National Review prints Orson Scott Card on Big Love: Big Deal:
Most Mormons are seeing the Big Love temple episode in the context of the recent outpouring of hatred and bile from those who most vehemently opposed Proposition 8. Mormons have been targeted for business boycotts; some have lost their jobs because they contributed to the campaign to defend marriage.
The result is that few of us have any desire to act as the worst of our opponents have acted. After someone has boycotted a friend’s business, it makes it a bit harder for you to want to call for a boycott.
By and large, while we’d prefer that everybody handle differences of opinion peacefully, we’d rather be persecuted than be the persecutors.
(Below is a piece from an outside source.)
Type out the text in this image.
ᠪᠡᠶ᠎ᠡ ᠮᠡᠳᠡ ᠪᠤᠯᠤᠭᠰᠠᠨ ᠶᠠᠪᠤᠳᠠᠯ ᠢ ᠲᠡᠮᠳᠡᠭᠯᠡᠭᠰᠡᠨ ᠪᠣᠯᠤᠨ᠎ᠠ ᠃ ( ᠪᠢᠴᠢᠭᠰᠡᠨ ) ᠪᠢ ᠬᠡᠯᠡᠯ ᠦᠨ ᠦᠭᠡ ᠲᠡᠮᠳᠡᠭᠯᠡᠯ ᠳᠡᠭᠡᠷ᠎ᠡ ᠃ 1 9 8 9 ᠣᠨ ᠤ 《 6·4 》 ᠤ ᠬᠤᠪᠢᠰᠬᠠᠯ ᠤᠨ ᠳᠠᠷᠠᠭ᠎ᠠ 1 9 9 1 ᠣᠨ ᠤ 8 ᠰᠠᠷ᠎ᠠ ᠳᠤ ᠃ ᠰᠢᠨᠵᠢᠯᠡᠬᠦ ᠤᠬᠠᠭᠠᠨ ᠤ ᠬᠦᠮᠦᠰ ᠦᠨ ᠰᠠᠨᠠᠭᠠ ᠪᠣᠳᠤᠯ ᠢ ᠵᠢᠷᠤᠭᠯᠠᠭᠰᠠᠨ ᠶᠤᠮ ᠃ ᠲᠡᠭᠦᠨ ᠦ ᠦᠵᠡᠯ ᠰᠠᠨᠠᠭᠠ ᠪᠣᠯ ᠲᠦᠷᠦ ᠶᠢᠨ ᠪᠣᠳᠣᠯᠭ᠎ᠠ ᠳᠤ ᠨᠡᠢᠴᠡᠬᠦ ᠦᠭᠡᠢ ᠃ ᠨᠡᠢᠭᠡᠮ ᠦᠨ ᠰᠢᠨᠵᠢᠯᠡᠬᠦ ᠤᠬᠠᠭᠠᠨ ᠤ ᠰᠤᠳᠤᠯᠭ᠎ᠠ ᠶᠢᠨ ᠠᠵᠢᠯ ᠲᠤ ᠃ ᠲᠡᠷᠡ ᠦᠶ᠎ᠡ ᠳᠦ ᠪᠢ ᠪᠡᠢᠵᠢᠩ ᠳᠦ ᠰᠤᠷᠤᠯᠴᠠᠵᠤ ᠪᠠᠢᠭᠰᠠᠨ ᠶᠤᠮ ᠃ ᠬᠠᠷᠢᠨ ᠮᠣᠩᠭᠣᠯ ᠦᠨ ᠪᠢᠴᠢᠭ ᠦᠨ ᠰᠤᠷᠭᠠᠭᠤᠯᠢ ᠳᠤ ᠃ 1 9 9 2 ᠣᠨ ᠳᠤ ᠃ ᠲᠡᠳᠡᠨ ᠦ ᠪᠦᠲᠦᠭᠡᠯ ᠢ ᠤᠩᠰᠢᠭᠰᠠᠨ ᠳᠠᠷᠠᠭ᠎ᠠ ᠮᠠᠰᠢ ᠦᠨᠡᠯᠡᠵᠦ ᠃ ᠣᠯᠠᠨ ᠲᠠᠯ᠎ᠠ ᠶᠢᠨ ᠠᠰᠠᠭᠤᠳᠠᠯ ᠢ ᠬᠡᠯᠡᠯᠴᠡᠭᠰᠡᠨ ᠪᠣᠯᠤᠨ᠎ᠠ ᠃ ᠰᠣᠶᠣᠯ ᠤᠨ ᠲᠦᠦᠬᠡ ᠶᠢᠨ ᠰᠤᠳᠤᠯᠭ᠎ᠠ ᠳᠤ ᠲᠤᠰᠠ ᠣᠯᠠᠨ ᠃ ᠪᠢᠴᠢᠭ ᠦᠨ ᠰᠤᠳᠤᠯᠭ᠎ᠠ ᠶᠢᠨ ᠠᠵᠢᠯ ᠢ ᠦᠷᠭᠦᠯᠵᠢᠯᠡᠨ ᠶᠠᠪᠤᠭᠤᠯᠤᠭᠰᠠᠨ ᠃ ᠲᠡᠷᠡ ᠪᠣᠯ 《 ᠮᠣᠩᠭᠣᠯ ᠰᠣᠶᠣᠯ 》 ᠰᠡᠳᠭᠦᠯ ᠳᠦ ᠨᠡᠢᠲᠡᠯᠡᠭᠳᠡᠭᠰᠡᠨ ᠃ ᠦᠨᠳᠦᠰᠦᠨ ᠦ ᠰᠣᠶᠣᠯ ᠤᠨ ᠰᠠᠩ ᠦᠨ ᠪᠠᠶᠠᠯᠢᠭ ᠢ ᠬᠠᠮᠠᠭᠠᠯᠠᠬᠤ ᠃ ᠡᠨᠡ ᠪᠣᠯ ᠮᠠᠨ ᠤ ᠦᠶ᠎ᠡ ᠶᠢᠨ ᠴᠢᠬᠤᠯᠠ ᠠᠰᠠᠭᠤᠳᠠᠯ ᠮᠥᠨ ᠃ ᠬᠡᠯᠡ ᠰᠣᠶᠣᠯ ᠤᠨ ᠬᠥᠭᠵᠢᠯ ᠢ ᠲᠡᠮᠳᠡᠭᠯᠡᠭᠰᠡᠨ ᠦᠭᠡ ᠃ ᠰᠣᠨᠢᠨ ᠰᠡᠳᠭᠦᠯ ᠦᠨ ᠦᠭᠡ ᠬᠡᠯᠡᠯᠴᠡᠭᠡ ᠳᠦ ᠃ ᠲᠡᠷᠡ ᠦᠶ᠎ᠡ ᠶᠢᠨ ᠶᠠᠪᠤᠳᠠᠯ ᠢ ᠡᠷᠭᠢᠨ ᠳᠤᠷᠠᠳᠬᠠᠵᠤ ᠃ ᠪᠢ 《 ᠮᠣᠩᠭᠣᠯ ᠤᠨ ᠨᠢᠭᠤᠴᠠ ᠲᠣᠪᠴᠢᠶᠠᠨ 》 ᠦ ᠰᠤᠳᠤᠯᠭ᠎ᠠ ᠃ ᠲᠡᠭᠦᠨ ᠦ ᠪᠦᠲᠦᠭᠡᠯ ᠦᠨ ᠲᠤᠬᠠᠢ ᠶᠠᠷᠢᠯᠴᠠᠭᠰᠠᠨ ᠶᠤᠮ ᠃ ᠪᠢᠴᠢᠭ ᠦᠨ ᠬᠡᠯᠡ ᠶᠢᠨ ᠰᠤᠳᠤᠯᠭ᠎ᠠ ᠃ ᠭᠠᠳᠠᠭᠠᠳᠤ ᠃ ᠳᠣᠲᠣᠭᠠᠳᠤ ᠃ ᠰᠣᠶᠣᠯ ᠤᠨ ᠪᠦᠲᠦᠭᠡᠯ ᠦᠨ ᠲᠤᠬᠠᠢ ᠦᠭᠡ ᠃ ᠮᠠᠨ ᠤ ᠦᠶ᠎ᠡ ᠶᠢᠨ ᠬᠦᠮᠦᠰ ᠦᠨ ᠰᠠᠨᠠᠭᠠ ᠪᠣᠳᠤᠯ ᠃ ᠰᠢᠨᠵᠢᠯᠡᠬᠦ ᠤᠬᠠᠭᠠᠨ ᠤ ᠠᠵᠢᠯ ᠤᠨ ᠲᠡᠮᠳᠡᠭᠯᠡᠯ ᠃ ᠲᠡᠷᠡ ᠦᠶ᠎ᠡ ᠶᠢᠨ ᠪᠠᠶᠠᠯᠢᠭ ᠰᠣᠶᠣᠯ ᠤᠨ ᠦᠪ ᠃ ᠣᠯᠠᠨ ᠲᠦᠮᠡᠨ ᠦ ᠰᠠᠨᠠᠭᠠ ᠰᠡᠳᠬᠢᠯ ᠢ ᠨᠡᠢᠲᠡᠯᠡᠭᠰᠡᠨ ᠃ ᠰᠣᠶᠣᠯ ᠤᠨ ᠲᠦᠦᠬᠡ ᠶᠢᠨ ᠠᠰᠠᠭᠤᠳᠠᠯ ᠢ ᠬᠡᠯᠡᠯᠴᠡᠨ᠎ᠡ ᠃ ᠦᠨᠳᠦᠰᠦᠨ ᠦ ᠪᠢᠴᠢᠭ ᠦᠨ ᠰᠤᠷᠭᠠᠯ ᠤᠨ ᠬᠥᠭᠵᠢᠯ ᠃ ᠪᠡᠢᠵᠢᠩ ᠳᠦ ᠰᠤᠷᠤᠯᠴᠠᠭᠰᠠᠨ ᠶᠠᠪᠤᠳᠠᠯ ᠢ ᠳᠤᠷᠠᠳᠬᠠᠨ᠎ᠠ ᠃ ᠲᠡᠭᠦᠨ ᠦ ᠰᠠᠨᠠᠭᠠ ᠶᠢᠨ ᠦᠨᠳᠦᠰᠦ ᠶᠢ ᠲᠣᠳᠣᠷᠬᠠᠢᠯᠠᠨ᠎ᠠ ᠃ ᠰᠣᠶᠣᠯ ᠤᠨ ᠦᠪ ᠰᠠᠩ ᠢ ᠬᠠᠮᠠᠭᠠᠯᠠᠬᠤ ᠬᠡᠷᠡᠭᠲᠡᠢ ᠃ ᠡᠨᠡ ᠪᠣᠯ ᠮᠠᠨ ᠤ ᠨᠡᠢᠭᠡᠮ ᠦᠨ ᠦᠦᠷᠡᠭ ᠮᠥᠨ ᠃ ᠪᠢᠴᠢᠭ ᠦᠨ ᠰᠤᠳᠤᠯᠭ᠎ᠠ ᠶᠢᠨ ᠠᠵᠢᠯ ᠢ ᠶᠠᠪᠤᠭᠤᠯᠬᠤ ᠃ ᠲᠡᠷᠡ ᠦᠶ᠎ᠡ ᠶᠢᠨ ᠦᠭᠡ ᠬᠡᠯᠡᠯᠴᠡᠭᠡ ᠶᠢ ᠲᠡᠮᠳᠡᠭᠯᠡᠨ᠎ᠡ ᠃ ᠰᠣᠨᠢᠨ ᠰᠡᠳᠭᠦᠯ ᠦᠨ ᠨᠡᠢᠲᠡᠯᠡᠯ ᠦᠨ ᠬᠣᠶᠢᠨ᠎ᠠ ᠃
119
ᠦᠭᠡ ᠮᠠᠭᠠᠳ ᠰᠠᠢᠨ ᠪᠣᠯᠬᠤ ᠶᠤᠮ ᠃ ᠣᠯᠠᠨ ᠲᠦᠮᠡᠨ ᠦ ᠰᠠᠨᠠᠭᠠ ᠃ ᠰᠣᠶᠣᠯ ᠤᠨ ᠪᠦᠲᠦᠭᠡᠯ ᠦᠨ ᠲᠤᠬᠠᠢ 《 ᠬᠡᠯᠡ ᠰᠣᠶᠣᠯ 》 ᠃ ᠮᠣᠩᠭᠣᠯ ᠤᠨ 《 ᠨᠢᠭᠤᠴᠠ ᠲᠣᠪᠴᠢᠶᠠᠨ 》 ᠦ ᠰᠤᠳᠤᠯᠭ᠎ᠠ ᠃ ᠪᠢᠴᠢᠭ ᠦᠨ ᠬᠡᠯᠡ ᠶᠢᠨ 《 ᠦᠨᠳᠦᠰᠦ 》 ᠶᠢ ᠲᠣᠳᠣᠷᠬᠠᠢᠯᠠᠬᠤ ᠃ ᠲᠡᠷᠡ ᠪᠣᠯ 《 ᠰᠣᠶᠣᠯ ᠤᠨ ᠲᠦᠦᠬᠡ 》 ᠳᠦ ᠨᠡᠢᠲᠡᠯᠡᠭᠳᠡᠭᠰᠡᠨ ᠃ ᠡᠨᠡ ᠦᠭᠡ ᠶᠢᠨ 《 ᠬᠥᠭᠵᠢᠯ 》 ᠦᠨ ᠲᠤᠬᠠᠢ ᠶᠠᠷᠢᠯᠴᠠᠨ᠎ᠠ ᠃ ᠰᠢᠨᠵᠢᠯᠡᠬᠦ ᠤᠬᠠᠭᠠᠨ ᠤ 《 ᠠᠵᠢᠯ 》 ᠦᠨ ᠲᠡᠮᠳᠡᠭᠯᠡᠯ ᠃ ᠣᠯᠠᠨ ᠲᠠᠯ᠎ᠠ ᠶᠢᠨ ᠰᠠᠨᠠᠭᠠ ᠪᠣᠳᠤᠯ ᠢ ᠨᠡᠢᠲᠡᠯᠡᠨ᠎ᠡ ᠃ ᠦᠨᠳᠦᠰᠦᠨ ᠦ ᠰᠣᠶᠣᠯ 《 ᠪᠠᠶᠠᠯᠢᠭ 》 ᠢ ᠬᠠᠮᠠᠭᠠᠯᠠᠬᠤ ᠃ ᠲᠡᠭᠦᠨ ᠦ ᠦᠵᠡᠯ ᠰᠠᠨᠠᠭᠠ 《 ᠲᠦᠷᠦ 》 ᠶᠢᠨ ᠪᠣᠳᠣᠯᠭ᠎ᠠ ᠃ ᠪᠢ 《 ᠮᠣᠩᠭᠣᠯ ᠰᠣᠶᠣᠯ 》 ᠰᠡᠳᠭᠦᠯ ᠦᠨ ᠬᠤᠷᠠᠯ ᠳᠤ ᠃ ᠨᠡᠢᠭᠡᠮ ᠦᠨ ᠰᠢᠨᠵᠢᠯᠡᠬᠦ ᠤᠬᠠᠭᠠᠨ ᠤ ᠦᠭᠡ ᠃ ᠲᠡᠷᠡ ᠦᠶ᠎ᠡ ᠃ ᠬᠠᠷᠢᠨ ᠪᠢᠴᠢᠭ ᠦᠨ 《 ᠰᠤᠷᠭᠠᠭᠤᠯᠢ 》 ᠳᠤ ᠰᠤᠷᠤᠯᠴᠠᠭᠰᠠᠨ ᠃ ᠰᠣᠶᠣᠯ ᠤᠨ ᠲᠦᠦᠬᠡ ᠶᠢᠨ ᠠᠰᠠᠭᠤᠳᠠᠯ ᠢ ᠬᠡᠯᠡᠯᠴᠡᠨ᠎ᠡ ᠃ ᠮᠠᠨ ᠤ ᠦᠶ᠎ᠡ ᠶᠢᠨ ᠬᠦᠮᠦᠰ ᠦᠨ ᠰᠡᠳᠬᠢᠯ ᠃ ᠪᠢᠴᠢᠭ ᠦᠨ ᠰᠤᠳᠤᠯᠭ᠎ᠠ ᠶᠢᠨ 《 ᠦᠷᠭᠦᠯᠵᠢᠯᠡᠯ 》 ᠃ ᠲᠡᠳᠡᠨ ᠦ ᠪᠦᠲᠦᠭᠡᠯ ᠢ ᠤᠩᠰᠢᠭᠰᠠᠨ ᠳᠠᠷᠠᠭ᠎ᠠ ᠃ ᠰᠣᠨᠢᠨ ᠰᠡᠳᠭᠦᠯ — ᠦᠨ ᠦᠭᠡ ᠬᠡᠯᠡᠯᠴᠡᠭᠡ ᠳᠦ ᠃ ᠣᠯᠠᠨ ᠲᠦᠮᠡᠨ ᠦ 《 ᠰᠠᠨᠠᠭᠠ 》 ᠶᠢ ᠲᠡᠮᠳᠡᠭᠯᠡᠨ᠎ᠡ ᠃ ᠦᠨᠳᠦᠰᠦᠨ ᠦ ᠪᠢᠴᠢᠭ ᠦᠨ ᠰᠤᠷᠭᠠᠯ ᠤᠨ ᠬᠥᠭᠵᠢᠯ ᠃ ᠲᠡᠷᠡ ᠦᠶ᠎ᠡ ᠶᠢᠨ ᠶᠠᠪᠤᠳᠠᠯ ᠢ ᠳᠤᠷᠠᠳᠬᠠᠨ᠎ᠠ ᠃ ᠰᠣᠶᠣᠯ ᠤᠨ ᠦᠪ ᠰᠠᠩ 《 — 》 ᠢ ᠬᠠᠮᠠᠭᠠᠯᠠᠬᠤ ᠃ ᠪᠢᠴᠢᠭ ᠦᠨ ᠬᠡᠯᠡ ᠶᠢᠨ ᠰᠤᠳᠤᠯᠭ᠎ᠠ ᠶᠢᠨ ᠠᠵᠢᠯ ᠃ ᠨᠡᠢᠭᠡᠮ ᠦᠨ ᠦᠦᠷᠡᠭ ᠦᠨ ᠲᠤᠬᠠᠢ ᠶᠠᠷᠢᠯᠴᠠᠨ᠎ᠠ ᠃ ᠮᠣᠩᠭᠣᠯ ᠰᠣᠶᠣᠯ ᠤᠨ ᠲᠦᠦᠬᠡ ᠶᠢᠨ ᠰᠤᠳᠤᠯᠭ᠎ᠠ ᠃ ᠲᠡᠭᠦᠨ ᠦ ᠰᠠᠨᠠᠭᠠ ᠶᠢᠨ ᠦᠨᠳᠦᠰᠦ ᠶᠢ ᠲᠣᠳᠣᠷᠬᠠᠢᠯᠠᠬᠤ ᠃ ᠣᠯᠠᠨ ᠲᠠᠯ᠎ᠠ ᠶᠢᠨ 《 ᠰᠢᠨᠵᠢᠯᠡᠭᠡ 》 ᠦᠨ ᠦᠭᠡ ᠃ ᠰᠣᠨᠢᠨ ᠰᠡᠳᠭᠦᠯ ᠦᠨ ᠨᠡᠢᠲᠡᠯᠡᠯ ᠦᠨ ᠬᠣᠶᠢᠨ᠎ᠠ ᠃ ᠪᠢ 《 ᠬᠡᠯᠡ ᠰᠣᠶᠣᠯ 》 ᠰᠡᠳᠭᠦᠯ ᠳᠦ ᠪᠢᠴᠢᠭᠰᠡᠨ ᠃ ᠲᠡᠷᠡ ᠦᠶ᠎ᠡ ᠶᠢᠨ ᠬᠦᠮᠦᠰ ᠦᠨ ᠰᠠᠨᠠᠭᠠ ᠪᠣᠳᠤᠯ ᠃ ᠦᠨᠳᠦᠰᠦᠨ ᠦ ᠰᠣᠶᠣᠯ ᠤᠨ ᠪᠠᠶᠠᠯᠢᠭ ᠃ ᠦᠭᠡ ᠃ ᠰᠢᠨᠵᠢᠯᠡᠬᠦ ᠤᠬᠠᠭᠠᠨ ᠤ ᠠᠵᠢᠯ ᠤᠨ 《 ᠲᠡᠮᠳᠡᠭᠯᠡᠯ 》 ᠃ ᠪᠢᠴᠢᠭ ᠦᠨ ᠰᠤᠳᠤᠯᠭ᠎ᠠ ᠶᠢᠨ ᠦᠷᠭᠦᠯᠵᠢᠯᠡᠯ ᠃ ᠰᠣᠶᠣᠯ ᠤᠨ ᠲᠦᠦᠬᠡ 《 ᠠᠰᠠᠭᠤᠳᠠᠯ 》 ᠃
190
The few times in our history when we have departed from that principle, the results have shamed us for generations. Tolerance works better.
What Mormons keep foremost in mind is this: We’re a worldwide church. We might be going through a rough patch in America right now, as we butt heads with the oppressive New Puritans of the American Left, but that has nothing to do with how the Mormon Church is growing in Mexico, Brazil, Nigeria, or Taiwan.
Big Love is just an entertainment; nothing they do will diminish the sacredness of what goes on inside our temples . . .
The more they attack us, the more people they bring to us as allies and, occasionally, as converts to our faith. So rave on, brothers and sisters!